Nous avons récemment vu sur votre instagram que vous travailliez sur des images vernaculaires trouvées à Marseille où vous avez vécu. Peux-tu nous parler de ce projet ?
Oui, eh bien, c’est peut-être le projet ultime de photographie de la face B ! Lorsque je vivais au Panier, j’ai vu une jeune femme jeter deux caisses contenant près de deux mille diapositives Kodachrome. Je lui ai demandé si je pouvais les prendre, elle m’a regardé comme si j’étais fou et m’a dit, bien sûr ! C’était à l’extérieur d’un magasin de bric-à-brac, donc je suis presque sûr que les diapositives ne venaient pas de sa famille. J’aurais aimé lui demander, mais je ne savais pas ce que j’avais entre les mains à ce moment-là, et le magasin a fermé peu après. Quand j’ai ramené les diapositives chez moi et que j’ai commencé à les regarder, j’ai réalisé que j’avais trouvé quelque chose d’assez spécial. Tout ceci est l’œuvre d’un seul photographe, je crois, mais ce n’est pas une vision singulière à la Vivian Maier. C’est quelque chose d’à la fois plus vernaculaire et plus surprenant. Il s’agit d’un enregistrement de Marseille et de ses environs entre 1970 et 1990 (les boîtes de diapositives sont datées), de la chronique d’une communauté – excursions, randonnées, festivals, fêtes – souvent au Panier même – de personnes d’ethnies différentes qui profitent ensemble de la plage, de la campagne, des rues de la ville. Elles ne racontent pas une histoire désinvolte de « convivialité », mais plutôt la convivialité quotidienne et désordonnée de cette ville folle, avant les téléphones intelligents. J’espère rassembler les diapositives dans un livre et l’offrir à la ville qui m’a tant donné. Mais je dois trouver le photographe – la recherche est en cours !
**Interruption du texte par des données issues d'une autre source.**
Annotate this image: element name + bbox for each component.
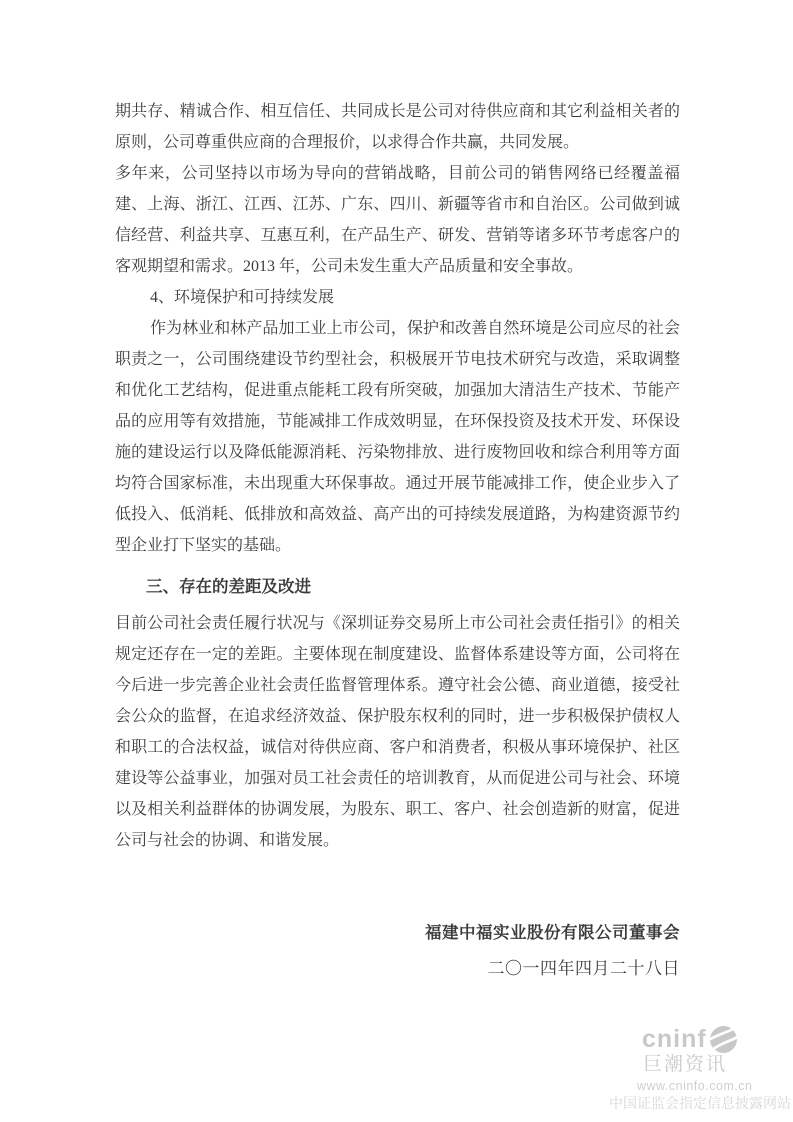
paragraph-supplier-relations: 期共存、精诚合作、相互信任、共同成长是公司对待供应商和其它利益相关者的原则，公司… <box>115 96 680 158</box>
cninfo-brand-name: 巨潮资讯 <box>643 1054 727 1076</box>
cninfo-logo-text: cninf <box>642 1024 707 1054</box>
section-heading-gaps-improvement: 三、存在的差距及改进 <box>115 571 680 602</box>
paragraph-environment-detail: 作为林业和林产品加工业上市公司，保护和改善自然环境是公司应尽的社会职责之一，公司… <box>115 313 680 561</box>
signature-block: 福建中福实业股份有限公司董事会 二〇一四年四月二十八日 <box>425 916 680 988</box>
cninfo-url: www.cninfo.com.cn <box>637 1079 752 1093</box>
paragraph-marketing-strategy: 多年来，公司坚持以市场为导向的营销战略，目前公司的销售网络已经覆盖福建、上海、浙… <box>115 158 680 282</box>
subheading-environment-protection: 4、环境保护和可持续发展 <box>115 282 680 313</box>
signature-company: 福建中福实业股份有限公司董事会 <box>425 916 680 950</box>
document-page-body: 期共存、精诚合作、相互信任、共同成长是公司对待供应商和其它利益相关者的原则，公司… <box>115 96 680 856</box>
signature-date: 二〇一四年四月二十八日 <box>425 950 680 988</box>
cninfo-tagline: 中国证监会指定信息披露网站 <box>609 1093 791 1113</box>
cninfo-swirl-icon <box>709 1025 738 1054</box>
cninfo-watermark: cninf 巨潮资讯 www.cninfo.com.cn 中国证监会指定信息披露… <box>606 1022 793 1122</box>
cninfo-logo: cninf <box>642 1024 738 1054</box>
paragraph-gaps-improvement: 目前公司社会责任履行状况与《深圳证券交易所上市公司社会责任指引》的相关规定还存在… <box>115 608 680 856</box>
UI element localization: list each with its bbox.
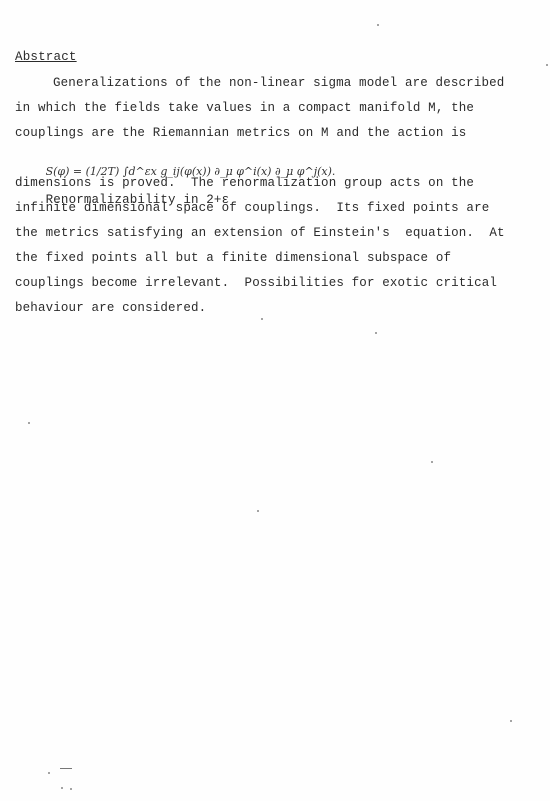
abstract-line-5: infinite dimensional space of couplings.… bbox=[15, 201, 489, 215]
scan-speck bbox=[510, 720, 512, 722]
scan-speck bbox=[61, 787, 63, 789]
abstract-line-3: couplings are the Riemannian metrics on … bbox=[15, 126, 466, 140]
scan-speck bbox=[377, 24, 379, 26]
scan-speck bbox=[375, 332, 377, 334]
scan-speck bbox=[48, 772, 50, 774]
abstract-line-2: in which the fields take values in a com… bbox=[15, 101, 474, 115]
scanned-page: Abstract Generalizations of the non-line… bbox=[0, 0, 550, 801]
abstract-line-7: the fixed points all but a finite dimens… bbox=[15, 251, 451, 265]
abstract-heading: Abstract bbox=[15, 50, 77, 64]
scan-speck bbox=[257, 510, 259, 512]
scan-speck bbox=[546, 64, 548, 66]
scan-speck bbox=[261, 318, 263, 320]
scan-dash bbox=[60, 768, 72, 769]
abstract-line-4: dimensions is proved. The renormalizatio… bbox=[15, 176, 474, 190]
abstract-line-8: couplings become irrelevant. Possibiliti… bbox=[15, 276, 497, 290]
abstract-line-1: Generalizations of the non-linear sigma … bbox=[53, 76, 504, 90]
scan-speck bbox=[70, 788, 72, 790]
abstract-line-9: behaviour are considered. bbox=[15, 301, 206, 315]
abstract-line-6: the metrics satisfying an extension of E… bbox=[15, 226, 505, 240]
scan-speck bbox=[431, 461, 433, 463]
scan-speck bbox=[28, 422, 30, 424]
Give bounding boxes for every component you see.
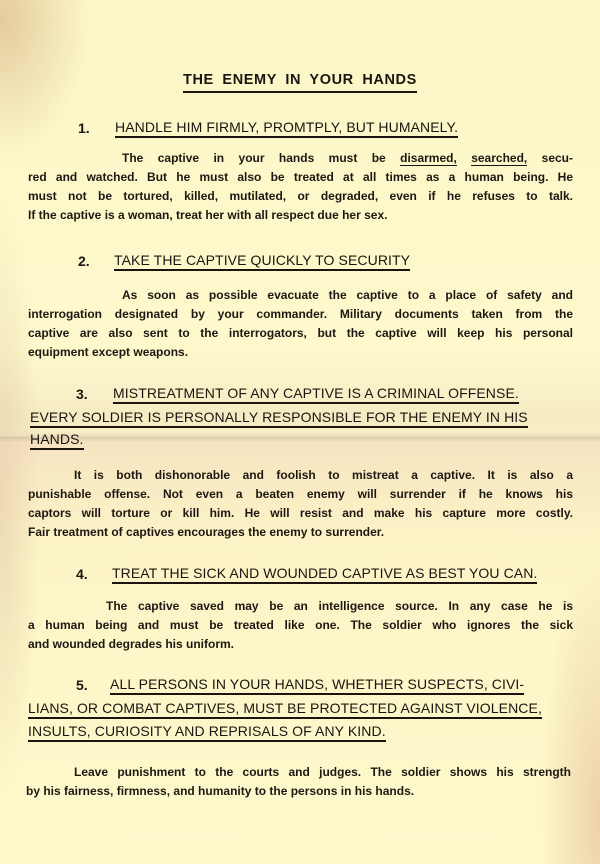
section-body: It is both dishonorable and foolish to m… <box>28 466 573 542</box>
paper-fold-crease <box>0 432 600 442</box>
section-body: Leave punishment to the courts and judge… <box>26 763 571 801</box>
section-body: The captive in your hands must be disarm… <box>28 149 573 225</box>
section-body: The captive saved may be an intelligence… <box>28 597 573 654</box>
section-body: As soon as possible evacuate the captive… <box>28 286 573 362</box>
section-heading-line: ALL PERSONS IN YOUR HANDS, WHETHER SUSPE… <box>110 673 524 696</box>
section-heading: TREAT THE SICK AND WOUNDED CAPTIVE AS BE… <box>112 562 537 585</box>
section-heading: HANDLE HIM FIRMLY, PROMTPLY, BUT HUMANEL… <box>115 116 458 139</box>
section-number: 5. <box>76 677 88 693</box>
section-number: 2. <box>78 253 90 269</box>
document-title: THE ENEMY IN YOUR HANDS <box>183 72 417 93</box>
section-heading-line: HANDS. <box>30 428 84 451</box>
section-heading-line: MISTREATMENT OF ANY CAPTIVE IS A CRIMINA… <box>113 382 519 405</box>
section-heading: TAKE THE CAPTIVE QUICKLY TO SECURITY <box>114 249 410 272</box>
section-heading-line: EVERY SOLDIER IS PERSONALLY RESPONSIBLE … <box>30 406 575 429</box>
section-number: 1. <box>78 120 90 136</box>
section-number: 3. <box>76 386 88 402</box>
section-heading-line: LIANS, OR COMBAT CAPTIVES, MUST BE PROTE… <box>28 697 542 720</box>
section-heading-line: INSULTS, CURIOSITY AND REPRISALS OF ANY … <box>28 720 386 743</box>
section-number: 4. <box>76 566 88 582</box>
Quels sont vos projets pour les prochains mois ?
Ça va être une période chargée. En janvier, je terminerai un projet sur lequel je travaille avec le poète Roger Robinson, sur la vie des Noirs sur la côte britannique. Ce projet sera publié en octobre sous la forme d’un livre intitulé « Home is not a Place ». Ensuite, je ferai une tournée de lectures aux États-Unis en février en Californie et en Floride, puis en mars je montrerai mes photographies afropéennes – une recréation de l’exposition que j’ai faite à Foam à Amsterdam en 2020 – au Musée de la photographie contemporaine de Chicago, en collaboration avec la jeune et talentueuse conservatrice Asha Iman, dans le cadre d’une exposition collective intitulée « Beautiful Diaspora / You Are Not the Lesser Part ». Ensuite, si le Covid le permet, je m’envolerai pour le Japon pendant un mois afin de terminer mon nouveau projet traitant des souvenirs d’enfance du pays à la fin des années 1980.